これがもし水に入って中に入らないといけないのなら、【クローク】の効果が薄くなっていたところだ。
ボクとしてはありがたい。
内部にはちょっとした大きさの……とはいえせいぜい中型程度だが、帆船とガレー船を合わせたような船が停泊しており、そのそばには木箱や樽が乱雑に積み上げられている。

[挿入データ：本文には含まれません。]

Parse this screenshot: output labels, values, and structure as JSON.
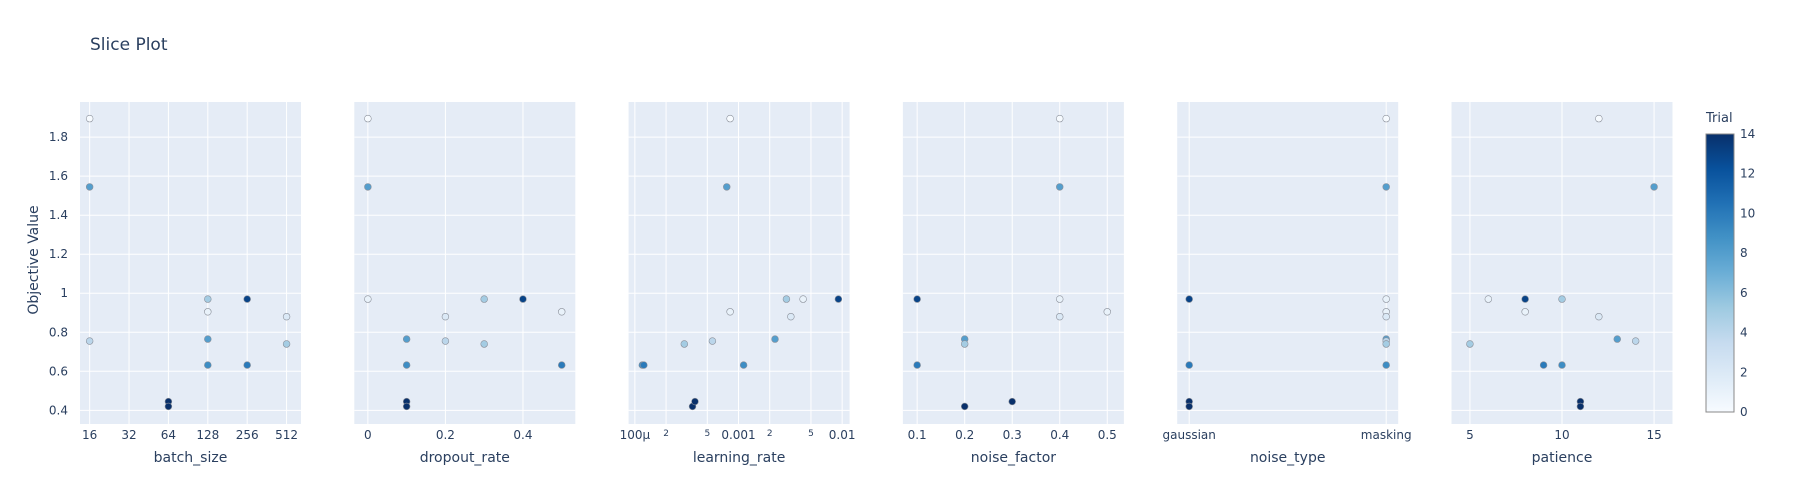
{
  "title": "Slice Plot",
  "y_axis_label": "Objective Value",
  "colorbar": {
    "title": "Trial",
    "ticks": [
      "0",
      "2",
      "4",
      "6",
      "8",
      "10",
      "12",
      "14"
    ],
    "range": [
      0,
      14
    ]
  },
  "colors": {
    "plot_bg": "#E5ECF6",
    "grid": "#ffffff",
    "text": "#2a3f5f",
    "scale": [
      "#f7fbff",
      "#deebf7",
      "#c6dbef",
      "#9ecae1",
      "#6baed6",
      "#4292c6",
      "#2171b5",
      "#08519c",
      "#08306b"
    ]
  },
  "chart_data": {
    "type": "scatter",
    "title": "Slice Plot",
    "ylabel": "Objective Value",
    "ylim": [
      0.33,
      1.98
    ],
    "y_ticks": [
      0.4,
      0.6,
      0.8,
      1,
      1.2,
      1.4,
      1.6,
      1.8
    ],
    "y_tick_labels": [
      "0.4",
      "0.6",
      "0.8",
      "1",
      "1.2",
      "1.4",
      "1.6",
      "1.8"
    ],
    "grid": true,
    "color_by": "Trial",
    "panels": [
      {
        "xlabel": "batch_size",
        "scale": "log2",
        "xlim": [
          13.5,
          660
        ],
        "ticks": [
          16,
          32,
          64,
          128,
          256,
          512
        ],
        "tick_labels": [
          "16",
          "32",
          "64",
          "128",
          "256",
          "512"
        ],
        "points": [
          {
            "x": 16,
            "y": 1.895,
            "trial": 0
          },
          {
            "x": 16,
            "y": 1.545,
            "trial": 8
          },
          {
            "x": 16,
            "y": 0.755,
            "trial": 4
          },
          {
            "x": 64,
            "y": 0.445,
            "trial": 14
          },
          {
            "x": 64,
            "y": 0.42,
            "trial": 14
          },
          {
            "x": 128,
            "y": 0.97,
            "trial": 5
          },
          {
            "x": 128,
            "y": 0.905,
            "trial": 1
          },
          {
            "x": 128,
            "y": 0.765,
            "trial": 8
          },
          {
            "x": 128,
            "y": 0.632,
            "trial": 9
          },
          {
            "x": 256,
            "y": 0.97,
            "trial": 13
          },
          {
            "x": 256,
            "y": 0.632,
            "trial": 10
          },
          {
            "x": 512,
            "y": 0.88,
            "trial": 2
          },
          {
            "x": 512,
            "y": 0.74,
            "trial": 5
          }
        ]
      },
      {
        "xlabel": "dropout_rate",
        "scale": "linear",
        "xlim": [
          -0.035,
          0.535
        ],
        "ticks": [
          0,
          0.2,
          0.4
        ],
        "tick_labels": [
          "0",
          "0.2",
          "0.4"
        ],
        "points": [
          {
            "x": 0,
            "y": 1.895,
            "trial": 0
          },
          {
            "x": 0,
            "y": 1.545,
            "trial": 8
          },
          {
            "x": 0,
            "y": 0.97,
            "trial": 1
          },
          {
            "x": 0.1,
            "y": 0.765,
            "trial": 8
          },
          {
            "x": 0.1,
            "y": 0.632,
            "trial": 9
          },
          {
            "x": 0.1,
            "y": 0.445,
            "trial": 14
          },
          {
            "x": 0.1,
            "y": 0.42,
            "trial": 14
          },
          {
            "x": 0.2,
            "y": 0.88,
            "trial": 2
          },
          {
            "x": 0.2,
            "y": 0.755,
            "trial": 4
          },
          {
            "x": 0.3,
            "y": 0.97,
            "trial": 5
          },
          {
            "x": 0.3,
            "y": 0.74,
            "trial": 5
          },
          {
            "x": 0.4,
            "y": 0.97,
            "trial": 13
          },
          {
            "x": 0.5,
            "y": 0.905,
            "trial": 1
          },
          {
            "x": 0.5,
            "y": 0.632,
            "trial": 10
          }
        ]
      },
      {
        "xlabel": "learning_rate",
        "scale": "log10",
        "xlim": [
          8.7e-05,
          0.0118
        ],
        "ticks": [
          0.0001,
          0.0002,
          0.0005,
          0.001,
          0.002,
          0.005,
          0.01
        ],
        "tick_labels": [
          "100μ",
          "2",
          "5",
          "0.001",
          "2",
          "5",
          "0.01"
        ],
        "minor_ticks": [
          0.0002,
          0.0005,
          0.002,
          0.005
        ],
        "points": [
          {
            "x": 0.000118,
            "y": 0.632,
            "trial": 9
          },
          {
            "x": 0.000122,
            "y": 0.632,
            "trial": 10
          },
          {
            "x": 0.0003,
            "y": 0.74,
            "trial": 5
          },
          {
            "x": 0.00036,
            "y": 0.42,
            "trial": 14
          },
          {
            "x": 0.00038,
            "y": 0.445,
            "trial": 14
          },
          {
            "x": 0.00056,
            "y": 0.755,
            "trial": 4
          },
          {
            "x": 0.00077,
            "y": 1.545,
            "trial": 8
          },
          {
            "x": 0.00083,
            "y": 1.895,
            "trial": 0
          },
          {
            "x": 0.00083,
            "y": 0.905,
            "trial": 1
          },
          {
            "x": 0.00112,
            "y": 0.632,
            "trial": 9
          },
          {
            "x": 0.00225,
            "y": 0.765,
            "trial": 8
          },
          {
            "x": 0.0029,
            "y": 0.97,
            "trial": 5
          },
          {
            "x": 0.0032,
            "y": 0.88,
            "trial": 2
          },
          {
            "x": 0.0042,
            "y": 0.97,
            "trial": 1
          },
          {
            "x": 0.0092,
            "y": 0.97,
            "trial": 13
          }
        ]
      },
      {
        "xlabel": "noise_factor",
        "scale": "linear",
        "xlim": [
          0.07,
          0.535
        ],
        "ticks": [
          0.1,
          0.2,
          0.3,
          0.4,
          0.5
        ],
        "tick_labels": [
          "0.1",
          "0.2",
          "0.3",
          "0.4",
          "0.5"
        ],
        "points": [
          {
            "x": 0.1,
            "y": 0.97,
            "trial": 13
          },
          {
            "x": 0.1,
            "y": 0.632,
            "trial": 10
          },
          {
            "x": 0.2,
            "y": 0.765,
            "trial": 8
          },
          {
            "x": 0.2,
            "y": 0.74,
            "trial": 5
          },
          {
            "x": 0.2,
            "y": 0.42,
            "trial": 14
          },
          {
            "x": 0.3,
            "y": 0.445,
            "trial": 14
          },
          {
            "x": 0.4,
            "y": 1.895,
            "trial": 0
          },
          {
            "x": 0.4,
            "y": 1.545,
            "trial": 8
          },
          {
            "x": 0.4,
            "y": 0.97,
            "trial": 1
          },
          {
            "x": 0.4,
            "y": 0.88,
            "trial": 2
          },
          {
            "x": 0.5,
            "y": 0.905,
            "trial": 1
          }
        ]
      },
      {
        "xlabel": "noise_type",
        "scale": "category",
        "categories": [
          "gaussian",
          "masking"
        ],
        "ticks": [
          "gaussian",
          "masking"
        ],
        "tick_labels": [
          "gaussian",
          "masking"
        ],
        "points": [
          {
            "x": "gaussian",
            "y": 0.97,
            "trial": 13
          },
          {
            "x": "gaussian",
            "y": 0.632,
            "trial": 10
          },
          {
            "x": "gaussian",
            "y": 0.445,
            "trial": 14
          },
          {
            "x": "gaussian",
            "y": 0.42,
            "trial": 14
          },
          {
            "x": "masking",
            "y": 1.895,
            "trial": 0
          },
          {
            "x": "masking",
            "y": 1.545,
            "trial": 8
          },
          {
            "x": "masking",
            "y": 0.97,
            "trial": 1
          },
          {
            "x": "masking",
            "y": 0.905,
            "trial": 1
          },
          {
            "x": "masking",
            "y": 0.88,
            "trial": 2
          },
          {
            "x": "masking",
            "y": 0.765,
            "trial": 8
          },
          {
            "x": "masking",
            "y": 0.755,
            "trial": 4
          },
          {
            "x": "masking",
            "y": 0.74,
            "trial": 5
          },
          {
            "x": "masking",
            "y": 0.632,
            "trial": 9
          }
        ]
      },
      {
        "xlabel": "patience",
        "scale": "linear",
        "xlim": [
          4.0,
          16.0
        ],
        "ticks": [
          5,
          10,
          15
        ],
        "tick_labels": [
          "5",
          "10",
          "15"
        ],
        "points": [
          {
            "x": 5,
            "y": 0.74,
            "trial": 5
          },
          {
            "x": 6,
            "y": 0.97,
            "trial": 1
          },
          {
            "x": 8,
            "y": 0.97,
            "trial": 13
          },
          {
            "x": 8,
            "y": 0.905,
            "trial": 1
          },
          {
            "x": 9,
            "y": 0.632,
            "trial": 10
          },
          {
            "x": 10,
            "y": 0.97,
            "trial": 5
          },
          {
            "x": 10,
            "y": 0.632,
            "trial": 9
          },
          {
            "x": 11,
            "y": 0.445,
            "trial": 14
          },
          {
            "x": 11,
            "y": 0.42,
            "trial": 14
          },
          {
            "x": 12,
            "y": 1.895,
            "trial": 0
          },
          {
            "x": 12,
            "y": 0.88,
            "trial": 2
          },
          {
            "x": 13,
            "y": 0.765,
            "trial": 8
          },
          {
            "x": 14,
            "y": 0.755,
            "trial": 4
          },
          {
            "x": 15,
            "y": 1.545,
            "trial": 8
          }
        ]
      }
    ]
  }
}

こういう洞窟に出入りするためには、帆船構造だけでは不可能だからだろう。
さらに洞窟の奥は階段で登れるようになっていて、潮の干満にも対応してる様子だった。
そして階段の上には、さらに奥へと続く洞窟が見て取れる。
おそらくは、あの奥が居住空間になっているのだろう。
「なかなかに手が込んでるな。結構大掛かりな組織なのか?」
【クローク】中に発した声は外に漏れる事が無いので、堂々と一人ごとを発するボク。
これは迷宮のそばで、アリューシャと二人で居たときから付いた癖だ。
船にはタラップが掛けられており、そこから出入りする事ができる。
もちろん、そこには見張りも付いていた。
さすがにそこまで無防備にはしていないか。
見張りの男はヒゲ面で、如何にも不潔そうな風貌をしている。これに比べたら汗まみれのアーヴィンさんの方が遥かにマシだ。
なおアリューシャは汗まみれでも可愛いから許す。
センリさんも色っぽいので許す。
男のそばを【クローク】で通り過ぎるけど、気付かれた様子は無い。
そのまま船内の捜索に移る。
甲板には三名ほどの男が居たが、これは掃除を担当させられている下っ端だろう。
【クローク】を維持したままでは船内に入る扉を開けないので、周囲を警戒しながら一度解除。
内部に入ったところで再び影の中に身を潜ませた。
船内を見て回ったところ、船内に船員が二名いた。これで六人。
さらに船倉で二人の男が扉の前に張り付いているのを発見した。
あからさまに何か護ってる風の二人に、ここに何かあるとボクは直感したのだった。